RiverPark Large Growth Fund stated the following regarding Microsoft Corporation (NASDAQ:MSFT) in its Q3 2024 investor letter:

“Microsoft Corporation (NASDAQ:MSFT): MSFT was a top detractor in the third quarter following a fiscal fourth quarter earnings report that featured inline operating metrics but mixed guidance. Positively, the company reported strong revenue (+15%) and earnings growth (+10%), powered by Azure (+30%), and operating margins of 43%. Guidance however calls for lower than expected fiscal first quarter Azure revenue as infrastructure constraints limit growth, and higher capital expenditures throughout the company’s fiscal 2025 to alleviate these constraints.
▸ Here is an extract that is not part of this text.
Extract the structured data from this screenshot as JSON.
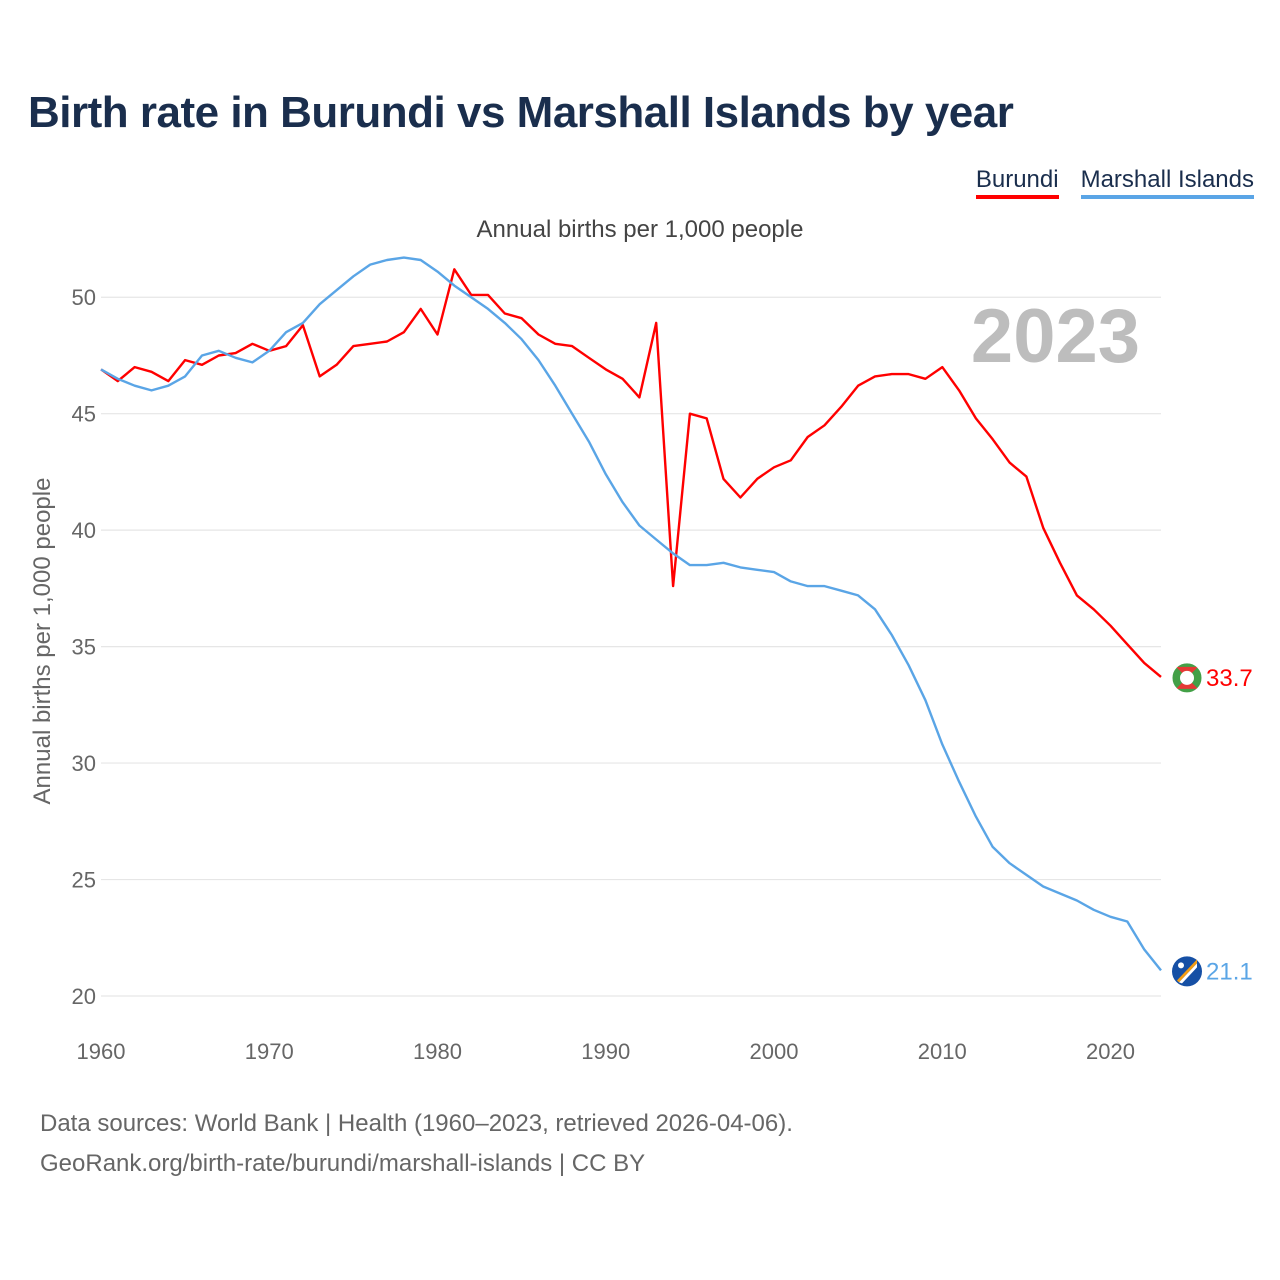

The company expects growth to reaccelerate in the back half of fiscal 2025 as more AI capacity comes online.

Cloud-based services have become the company’s largest revenue and earnings producer. The company’s Azure platform alone has the potential to grow to more than $200 billion in annual revenue over the next decade. Overall, we believe that the company will continue to deliver double-digit revenue and EPS growth and generate an enormous amount of free cash flow to return to shareholders and use for acquisitions.”